Argomentazioni ad uso di noi cittadini, non certamente delle amministrazioni comunali che in tutta evidenza hanno scelto la strada di legalizzare “l’arroganza di spadroneggiare nella vita privata altrui” (pp.138): “Sembra di vivere in un altro mondo: le attività abusive sul demanio marittimo sono le uniche veramente redditizie, il servizio per la balneazione su terreno demaniale è considerato soltanto un incidente di percorso e l’impresa balneare è da tempo avviata verso una gestione di esercizio commerciale senza alcun vincolo di destinazione d’uso” (pp.169). I motivi poi di queste scelte da parte del comune sono presto detti: “Il cibo che l’ente comunale riceve in cambio è il sostegno elettorale dei cittadini votanti che non subiscono gli effetti diretti dell’attività notturna degli stabilimenti […] A essere maligni si può pensare anche ad altre cibarie, ma noi non lo siamo” (pp.60).

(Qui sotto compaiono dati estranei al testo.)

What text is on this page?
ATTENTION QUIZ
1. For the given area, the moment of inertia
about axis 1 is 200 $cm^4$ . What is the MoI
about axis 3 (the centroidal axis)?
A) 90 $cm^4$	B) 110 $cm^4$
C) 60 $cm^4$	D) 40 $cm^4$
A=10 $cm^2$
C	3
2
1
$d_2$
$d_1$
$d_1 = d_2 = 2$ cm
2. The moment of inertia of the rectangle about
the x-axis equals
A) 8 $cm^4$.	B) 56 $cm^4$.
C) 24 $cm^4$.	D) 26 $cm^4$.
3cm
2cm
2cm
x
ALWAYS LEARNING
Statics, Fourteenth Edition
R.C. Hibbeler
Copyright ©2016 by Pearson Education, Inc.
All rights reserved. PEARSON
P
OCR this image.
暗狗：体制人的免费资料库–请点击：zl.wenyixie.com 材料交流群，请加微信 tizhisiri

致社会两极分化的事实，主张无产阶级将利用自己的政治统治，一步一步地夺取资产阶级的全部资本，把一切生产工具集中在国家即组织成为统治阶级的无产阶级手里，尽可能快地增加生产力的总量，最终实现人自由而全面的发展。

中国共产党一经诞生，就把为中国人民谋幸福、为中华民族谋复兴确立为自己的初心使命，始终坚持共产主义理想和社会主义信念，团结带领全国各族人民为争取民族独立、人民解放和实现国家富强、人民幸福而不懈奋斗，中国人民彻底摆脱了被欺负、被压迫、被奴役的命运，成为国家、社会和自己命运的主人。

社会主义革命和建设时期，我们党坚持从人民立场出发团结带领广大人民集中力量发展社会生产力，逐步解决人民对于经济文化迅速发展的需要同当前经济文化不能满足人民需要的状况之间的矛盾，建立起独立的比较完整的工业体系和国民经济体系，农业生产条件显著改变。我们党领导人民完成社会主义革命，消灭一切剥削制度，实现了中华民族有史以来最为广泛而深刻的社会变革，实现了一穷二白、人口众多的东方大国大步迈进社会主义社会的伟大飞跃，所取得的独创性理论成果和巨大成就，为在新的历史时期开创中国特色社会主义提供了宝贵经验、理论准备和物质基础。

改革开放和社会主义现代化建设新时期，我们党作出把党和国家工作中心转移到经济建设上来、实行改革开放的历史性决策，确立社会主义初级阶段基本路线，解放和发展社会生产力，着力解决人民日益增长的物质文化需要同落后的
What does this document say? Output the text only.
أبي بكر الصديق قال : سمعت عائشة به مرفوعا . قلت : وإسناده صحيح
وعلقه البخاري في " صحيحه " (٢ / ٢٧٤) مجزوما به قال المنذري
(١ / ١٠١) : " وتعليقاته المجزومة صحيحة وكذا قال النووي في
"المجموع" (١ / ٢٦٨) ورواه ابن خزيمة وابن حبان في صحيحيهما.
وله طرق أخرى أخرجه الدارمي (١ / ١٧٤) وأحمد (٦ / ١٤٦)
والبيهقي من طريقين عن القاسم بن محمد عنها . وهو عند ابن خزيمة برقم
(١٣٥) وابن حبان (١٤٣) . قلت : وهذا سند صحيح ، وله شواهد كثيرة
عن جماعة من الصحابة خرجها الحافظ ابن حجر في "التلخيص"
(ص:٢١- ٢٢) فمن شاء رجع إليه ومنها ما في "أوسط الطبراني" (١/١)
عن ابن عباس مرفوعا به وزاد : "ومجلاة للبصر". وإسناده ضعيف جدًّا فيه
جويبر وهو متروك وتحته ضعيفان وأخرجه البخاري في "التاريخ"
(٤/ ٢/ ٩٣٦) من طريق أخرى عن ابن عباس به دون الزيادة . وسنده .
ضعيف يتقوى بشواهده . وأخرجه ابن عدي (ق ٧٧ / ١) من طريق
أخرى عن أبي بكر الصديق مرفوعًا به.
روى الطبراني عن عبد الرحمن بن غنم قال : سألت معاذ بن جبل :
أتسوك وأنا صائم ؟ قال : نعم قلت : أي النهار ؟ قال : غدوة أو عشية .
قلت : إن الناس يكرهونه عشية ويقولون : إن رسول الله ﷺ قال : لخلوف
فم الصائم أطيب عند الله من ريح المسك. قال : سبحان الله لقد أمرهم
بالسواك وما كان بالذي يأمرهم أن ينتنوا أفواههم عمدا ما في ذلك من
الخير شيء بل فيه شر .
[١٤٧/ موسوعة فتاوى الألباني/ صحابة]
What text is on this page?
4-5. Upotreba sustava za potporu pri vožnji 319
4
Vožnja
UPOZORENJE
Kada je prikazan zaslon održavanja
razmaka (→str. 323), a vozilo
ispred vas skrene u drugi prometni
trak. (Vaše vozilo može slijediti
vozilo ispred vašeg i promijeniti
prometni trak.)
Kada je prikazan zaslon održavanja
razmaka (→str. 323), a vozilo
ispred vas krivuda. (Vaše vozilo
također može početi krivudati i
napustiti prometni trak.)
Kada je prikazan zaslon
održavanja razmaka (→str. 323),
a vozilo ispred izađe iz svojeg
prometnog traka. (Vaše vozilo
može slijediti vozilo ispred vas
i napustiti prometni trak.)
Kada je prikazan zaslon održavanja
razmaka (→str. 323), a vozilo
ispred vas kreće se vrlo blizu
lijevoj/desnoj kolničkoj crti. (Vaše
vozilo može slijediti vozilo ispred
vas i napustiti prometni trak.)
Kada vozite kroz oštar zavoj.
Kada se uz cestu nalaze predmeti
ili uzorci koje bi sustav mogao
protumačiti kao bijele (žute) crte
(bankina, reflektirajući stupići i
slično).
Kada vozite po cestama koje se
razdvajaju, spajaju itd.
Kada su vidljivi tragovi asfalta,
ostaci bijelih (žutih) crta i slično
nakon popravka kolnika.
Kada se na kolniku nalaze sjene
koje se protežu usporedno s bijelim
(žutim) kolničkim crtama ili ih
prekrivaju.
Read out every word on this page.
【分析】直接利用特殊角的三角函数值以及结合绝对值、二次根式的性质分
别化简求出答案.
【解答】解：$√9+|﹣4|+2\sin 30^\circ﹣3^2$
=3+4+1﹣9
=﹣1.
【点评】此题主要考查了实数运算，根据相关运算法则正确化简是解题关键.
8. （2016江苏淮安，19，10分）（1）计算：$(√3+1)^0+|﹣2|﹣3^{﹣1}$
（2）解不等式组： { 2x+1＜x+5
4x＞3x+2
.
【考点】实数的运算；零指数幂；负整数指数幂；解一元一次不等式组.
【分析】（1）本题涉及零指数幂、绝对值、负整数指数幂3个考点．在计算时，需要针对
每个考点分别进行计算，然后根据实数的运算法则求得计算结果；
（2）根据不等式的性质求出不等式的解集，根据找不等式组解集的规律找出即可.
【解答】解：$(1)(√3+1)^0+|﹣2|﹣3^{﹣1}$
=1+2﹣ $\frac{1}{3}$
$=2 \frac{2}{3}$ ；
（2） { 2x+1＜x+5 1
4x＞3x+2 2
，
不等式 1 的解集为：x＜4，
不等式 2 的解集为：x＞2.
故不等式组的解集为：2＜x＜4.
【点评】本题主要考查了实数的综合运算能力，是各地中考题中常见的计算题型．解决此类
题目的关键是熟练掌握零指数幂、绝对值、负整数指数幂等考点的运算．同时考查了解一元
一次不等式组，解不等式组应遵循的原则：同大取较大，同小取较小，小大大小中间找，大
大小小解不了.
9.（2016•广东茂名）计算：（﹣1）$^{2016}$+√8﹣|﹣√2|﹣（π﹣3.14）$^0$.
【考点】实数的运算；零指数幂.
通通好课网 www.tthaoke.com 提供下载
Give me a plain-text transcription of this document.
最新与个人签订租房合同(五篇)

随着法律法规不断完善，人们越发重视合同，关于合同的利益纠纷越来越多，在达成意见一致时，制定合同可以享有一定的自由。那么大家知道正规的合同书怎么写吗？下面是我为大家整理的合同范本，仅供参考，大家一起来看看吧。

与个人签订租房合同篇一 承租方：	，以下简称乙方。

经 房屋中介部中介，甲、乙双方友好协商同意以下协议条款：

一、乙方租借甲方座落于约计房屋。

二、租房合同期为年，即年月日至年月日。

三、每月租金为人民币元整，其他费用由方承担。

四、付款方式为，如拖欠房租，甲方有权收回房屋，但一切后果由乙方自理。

Fin qui le storie che riguardano la situazione del demanio marittimo e i conseguenti abusi da parte degli esercenti commerciali e dei “balneari fracassoni”. Ma a ben vedere molti degli argomenti di Resede Ferioli – ad esempio “il sostegno elettorale” – potrebbero essere usati anche per contestare quanto combinato in questi anni dalle amministrazioni di grandi città d’arte, colpite da una “gentrificazione” selvaggia, ridotte a veri e propri “mangifici”, con spazi per i residenti – quelli reali – sempre più ridotti; e magari, di notte, in balia di poveri disagiati urlanti, ubriachi e piscioni.
Le conclusioni di Resede Ferioli, di cui cogliamo l’incontenibile incazzatura, sono a dir poco sconsolate: “l’importante è che non venga recato danno a noi che stiamo a guardare. Siamo rimasti sudditi e non siamo mai diventati cittadini perché siamo un popolo paziente. Non ci resta che ridere, Di loro. Di noi. Di tutti” (pp.180). In realtà la notaio in pensione questa volta – giustamente – non è stata paziente e non è stata a guardare.
Edizione esaminata e brevi note
Resede Ferioli, nata negli anni ’30, ha studiato giurisprudenza e per tanti anni ha esercitato come notaio in Emilia Romagna. Questo è il suo primo libro.
Resede Ferioli, “Abbassate il volume. Indagine su libertà e soprusi della movida”, Le Lucerne (collana “Barlumi”), Milano 2021, pp. 192.